In present US, the prospect of autarky must be considered much better than in Norway in the 30's. The US has a large population, good infrastructure, low transaction cost, and well developed, large, markets. But, even if the prospects of autarky are better, how are the prospects of free trade? Globalization today is very different from the 1930's. That is where the interesting academic exercise comes in to play: What is the optimal mix between autarky and free trade in the US, considering the road blocks different interest groups will erect? How can institutional arrangements bypass or neutralize vested interests (or change their interest)?
This is certainly the interesting part, and it calls for something else than a simple blueprint. Or, as Eisenhower put it: "Plans are nothing. The planning is everything!" With a blueprint model you have a plan, but no planning. With other words, you have nothing.
Posted by: Tord Steiro | January 11, 2008 at 01:47 PM
"So, even if free trade brings inequality and volatility in the labour market, for Norway in the 1930's it where the only viable option. No surprise, then, that Norwegians incrementally developed a model that solved the expected problems of trade as they arouse, while kept the benefits of more developed and larger markets."--Tord Steiro
Tord Steiro,
Thank you for allowing me to think through a interesting question even if I may have misunderstood it.
In response to the above observation, I would point out that just because a society has a need to solve a problem it doesn't automatically follow that it will be lucky enough to hit upon a viable option to do so. The options avaiable to one society may be closed to another.
Posted by: wjd123 | January 11, 2008 at 02:36 PM
So true, so true.
Some good examples can be found in Jared Diamonds "Collapse", for instance. The Easter Islanders did not find a way to solve their problems of property rights regime to their trees, and the Norse Greenlanders failed to find a way to direct their resources into activities that could have saved their society. And their problems where clearly institutional in nature.

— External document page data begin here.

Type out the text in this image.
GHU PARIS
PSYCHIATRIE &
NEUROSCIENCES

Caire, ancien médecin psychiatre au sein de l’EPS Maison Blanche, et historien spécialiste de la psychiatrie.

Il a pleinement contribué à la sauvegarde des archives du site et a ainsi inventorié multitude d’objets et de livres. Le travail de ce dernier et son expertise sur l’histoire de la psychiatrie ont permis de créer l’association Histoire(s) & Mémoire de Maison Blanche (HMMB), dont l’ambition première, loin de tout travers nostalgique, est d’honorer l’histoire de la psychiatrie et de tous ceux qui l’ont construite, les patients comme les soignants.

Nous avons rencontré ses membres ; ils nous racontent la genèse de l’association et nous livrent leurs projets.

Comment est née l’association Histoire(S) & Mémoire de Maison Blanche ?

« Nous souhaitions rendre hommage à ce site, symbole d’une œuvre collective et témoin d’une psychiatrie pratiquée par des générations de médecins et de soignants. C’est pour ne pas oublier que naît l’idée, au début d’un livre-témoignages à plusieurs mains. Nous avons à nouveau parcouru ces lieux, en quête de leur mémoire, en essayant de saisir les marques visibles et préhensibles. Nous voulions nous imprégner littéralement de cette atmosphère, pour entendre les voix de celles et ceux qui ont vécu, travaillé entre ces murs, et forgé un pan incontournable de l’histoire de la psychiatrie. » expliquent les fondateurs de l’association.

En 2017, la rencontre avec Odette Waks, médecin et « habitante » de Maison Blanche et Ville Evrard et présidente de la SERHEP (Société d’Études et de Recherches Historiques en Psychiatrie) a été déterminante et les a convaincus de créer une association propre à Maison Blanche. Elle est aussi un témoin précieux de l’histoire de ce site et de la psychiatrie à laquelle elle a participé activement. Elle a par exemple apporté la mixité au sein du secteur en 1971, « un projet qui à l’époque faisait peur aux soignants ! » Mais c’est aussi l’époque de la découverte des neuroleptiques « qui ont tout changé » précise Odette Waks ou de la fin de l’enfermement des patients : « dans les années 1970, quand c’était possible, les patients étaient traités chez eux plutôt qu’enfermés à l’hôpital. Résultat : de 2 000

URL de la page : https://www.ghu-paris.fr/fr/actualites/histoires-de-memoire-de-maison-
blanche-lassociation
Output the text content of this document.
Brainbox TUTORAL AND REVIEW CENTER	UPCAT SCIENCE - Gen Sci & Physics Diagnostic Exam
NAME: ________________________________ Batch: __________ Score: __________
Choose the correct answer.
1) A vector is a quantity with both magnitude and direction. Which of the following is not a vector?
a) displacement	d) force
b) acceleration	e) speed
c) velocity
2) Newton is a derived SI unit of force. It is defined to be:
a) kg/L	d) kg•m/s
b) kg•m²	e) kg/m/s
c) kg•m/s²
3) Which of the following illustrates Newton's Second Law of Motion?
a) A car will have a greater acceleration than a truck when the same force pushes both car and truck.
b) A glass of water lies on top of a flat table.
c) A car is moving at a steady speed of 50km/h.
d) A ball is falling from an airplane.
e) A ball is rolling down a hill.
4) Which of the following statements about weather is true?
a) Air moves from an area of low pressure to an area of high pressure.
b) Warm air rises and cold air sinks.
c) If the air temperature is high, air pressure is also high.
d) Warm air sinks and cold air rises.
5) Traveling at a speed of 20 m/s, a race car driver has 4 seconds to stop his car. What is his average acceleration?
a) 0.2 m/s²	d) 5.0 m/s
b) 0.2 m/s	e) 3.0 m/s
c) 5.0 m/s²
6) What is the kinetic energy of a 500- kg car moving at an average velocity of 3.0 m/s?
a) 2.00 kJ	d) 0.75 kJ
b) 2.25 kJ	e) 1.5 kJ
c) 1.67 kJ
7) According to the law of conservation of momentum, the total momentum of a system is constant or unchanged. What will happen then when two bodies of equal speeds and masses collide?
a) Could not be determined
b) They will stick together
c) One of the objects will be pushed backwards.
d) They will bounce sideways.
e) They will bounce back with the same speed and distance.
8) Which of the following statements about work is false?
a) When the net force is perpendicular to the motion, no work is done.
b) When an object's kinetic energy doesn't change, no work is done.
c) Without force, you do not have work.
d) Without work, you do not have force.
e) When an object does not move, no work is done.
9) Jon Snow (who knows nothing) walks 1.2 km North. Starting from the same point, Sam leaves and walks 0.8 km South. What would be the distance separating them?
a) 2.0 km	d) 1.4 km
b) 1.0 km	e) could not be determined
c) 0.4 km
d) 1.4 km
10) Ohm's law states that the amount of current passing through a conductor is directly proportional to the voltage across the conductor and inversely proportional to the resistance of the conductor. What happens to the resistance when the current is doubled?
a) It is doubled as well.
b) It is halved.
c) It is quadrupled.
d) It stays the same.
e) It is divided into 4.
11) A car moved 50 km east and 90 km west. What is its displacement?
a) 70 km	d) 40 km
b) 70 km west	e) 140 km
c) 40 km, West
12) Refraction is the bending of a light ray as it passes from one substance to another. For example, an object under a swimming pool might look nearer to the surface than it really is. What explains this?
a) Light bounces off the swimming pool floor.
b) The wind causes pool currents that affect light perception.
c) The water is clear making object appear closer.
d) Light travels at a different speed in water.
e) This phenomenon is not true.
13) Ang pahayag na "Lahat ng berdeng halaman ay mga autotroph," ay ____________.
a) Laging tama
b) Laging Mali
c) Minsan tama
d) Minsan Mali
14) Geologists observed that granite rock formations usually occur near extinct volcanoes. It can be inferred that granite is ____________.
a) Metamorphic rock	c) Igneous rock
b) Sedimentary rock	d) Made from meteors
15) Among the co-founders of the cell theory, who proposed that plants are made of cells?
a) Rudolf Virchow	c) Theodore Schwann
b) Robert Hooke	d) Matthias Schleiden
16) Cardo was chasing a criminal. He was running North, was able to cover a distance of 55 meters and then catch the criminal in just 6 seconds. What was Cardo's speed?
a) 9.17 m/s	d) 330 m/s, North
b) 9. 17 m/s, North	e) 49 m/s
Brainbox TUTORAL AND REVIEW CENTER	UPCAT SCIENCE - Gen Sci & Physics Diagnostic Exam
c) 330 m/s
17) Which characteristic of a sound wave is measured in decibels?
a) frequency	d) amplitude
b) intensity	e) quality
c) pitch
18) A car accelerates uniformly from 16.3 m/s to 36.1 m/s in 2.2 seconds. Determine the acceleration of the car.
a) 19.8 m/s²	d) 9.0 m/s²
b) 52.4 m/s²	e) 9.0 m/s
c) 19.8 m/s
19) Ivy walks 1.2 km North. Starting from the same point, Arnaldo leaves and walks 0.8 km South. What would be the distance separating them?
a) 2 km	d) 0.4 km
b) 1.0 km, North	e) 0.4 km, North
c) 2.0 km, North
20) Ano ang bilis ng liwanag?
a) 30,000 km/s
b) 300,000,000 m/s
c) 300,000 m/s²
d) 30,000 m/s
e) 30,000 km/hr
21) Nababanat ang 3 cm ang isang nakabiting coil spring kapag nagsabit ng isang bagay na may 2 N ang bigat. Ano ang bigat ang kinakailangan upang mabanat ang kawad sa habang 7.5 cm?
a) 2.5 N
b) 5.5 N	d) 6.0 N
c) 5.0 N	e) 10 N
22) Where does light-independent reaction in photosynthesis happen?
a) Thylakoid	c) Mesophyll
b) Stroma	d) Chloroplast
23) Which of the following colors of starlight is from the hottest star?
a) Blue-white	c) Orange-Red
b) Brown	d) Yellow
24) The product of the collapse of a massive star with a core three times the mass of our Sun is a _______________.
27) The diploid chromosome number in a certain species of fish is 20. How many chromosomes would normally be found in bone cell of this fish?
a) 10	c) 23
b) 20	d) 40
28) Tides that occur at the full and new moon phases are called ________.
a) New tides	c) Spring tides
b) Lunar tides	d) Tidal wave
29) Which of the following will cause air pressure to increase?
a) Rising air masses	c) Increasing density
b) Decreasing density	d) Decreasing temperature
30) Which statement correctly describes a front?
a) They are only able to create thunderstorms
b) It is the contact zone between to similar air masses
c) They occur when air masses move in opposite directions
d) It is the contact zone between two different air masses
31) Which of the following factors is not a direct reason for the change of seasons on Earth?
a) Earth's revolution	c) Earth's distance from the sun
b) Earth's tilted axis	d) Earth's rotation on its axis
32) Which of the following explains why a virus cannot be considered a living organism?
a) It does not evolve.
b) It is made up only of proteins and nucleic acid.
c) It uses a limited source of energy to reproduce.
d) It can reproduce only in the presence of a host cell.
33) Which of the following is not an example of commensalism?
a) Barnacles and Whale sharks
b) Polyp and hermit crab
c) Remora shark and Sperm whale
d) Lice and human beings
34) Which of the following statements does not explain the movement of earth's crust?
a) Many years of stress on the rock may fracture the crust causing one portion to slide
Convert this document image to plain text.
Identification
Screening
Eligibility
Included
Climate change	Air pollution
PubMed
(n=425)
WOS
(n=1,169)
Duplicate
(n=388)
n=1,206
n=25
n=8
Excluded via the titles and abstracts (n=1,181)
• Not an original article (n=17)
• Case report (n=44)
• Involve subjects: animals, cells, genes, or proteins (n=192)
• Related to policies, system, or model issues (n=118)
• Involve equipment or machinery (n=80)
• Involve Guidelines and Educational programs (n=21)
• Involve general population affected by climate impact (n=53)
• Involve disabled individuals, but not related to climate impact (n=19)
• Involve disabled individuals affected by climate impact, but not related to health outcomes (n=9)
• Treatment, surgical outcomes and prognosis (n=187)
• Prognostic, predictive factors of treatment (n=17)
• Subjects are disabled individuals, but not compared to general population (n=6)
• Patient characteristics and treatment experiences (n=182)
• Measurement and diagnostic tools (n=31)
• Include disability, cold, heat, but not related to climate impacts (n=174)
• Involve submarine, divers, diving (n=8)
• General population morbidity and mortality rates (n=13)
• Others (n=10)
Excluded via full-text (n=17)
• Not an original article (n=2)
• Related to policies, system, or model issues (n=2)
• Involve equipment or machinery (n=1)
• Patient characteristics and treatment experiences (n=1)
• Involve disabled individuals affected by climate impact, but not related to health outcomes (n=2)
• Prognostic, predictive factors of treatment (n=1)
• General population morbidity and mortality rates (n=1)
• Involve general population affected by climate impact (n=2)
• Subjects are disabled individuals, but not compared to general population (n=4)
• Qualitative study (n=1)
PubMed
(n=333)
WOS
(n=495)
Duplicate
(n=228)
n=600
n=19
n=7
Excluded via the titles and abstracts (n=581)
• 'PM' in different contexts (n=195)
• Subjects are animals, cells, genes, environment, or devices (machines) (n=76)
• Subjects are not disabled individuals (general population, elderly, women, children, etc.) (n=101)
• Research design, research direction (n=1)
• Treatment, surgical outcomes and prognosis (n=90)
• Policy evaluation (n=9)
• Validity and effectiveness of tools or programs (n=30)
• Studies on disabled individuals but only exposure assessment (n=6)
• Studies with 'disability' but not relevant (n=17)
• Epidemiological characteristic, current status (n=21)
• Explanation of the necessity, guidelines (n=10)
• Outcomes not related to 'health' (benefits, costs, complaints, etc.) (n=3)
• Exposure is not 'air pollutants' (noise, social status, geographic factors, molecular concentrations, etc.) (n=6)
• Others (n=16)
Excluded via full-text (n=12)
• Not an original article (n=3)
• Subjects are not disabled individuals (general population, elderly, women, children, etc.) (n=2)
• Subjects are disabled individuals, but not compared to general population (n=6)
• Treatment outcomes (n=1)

Posted by: Tord Steiro | January 20, 2008 at 08:32 PM
Wow, you have a very lively discussion on your blog! I may havesomething to chip in too for economists (students or researchers): I have just added an Economics Reference List to my economics blog (http://crisismaven.wordpress.com/references/) with economic and statistical data series, history, bibliographies etc. for students & researchers, probably the most comprehensive on the Internet. Currently over 200 meta sources, it will soon grow to over a thousand. Check it out and if you miss something, feel free to leave a comment. As for wage inequality: this should be a natural process of differentiation according to skill. As long as markets were protected, wages might, just as the price of grain, been different than when they would have to compete, but that is a natural process. Build awall around Caifornia or Vermont and you similar effects before and after you tear it down again.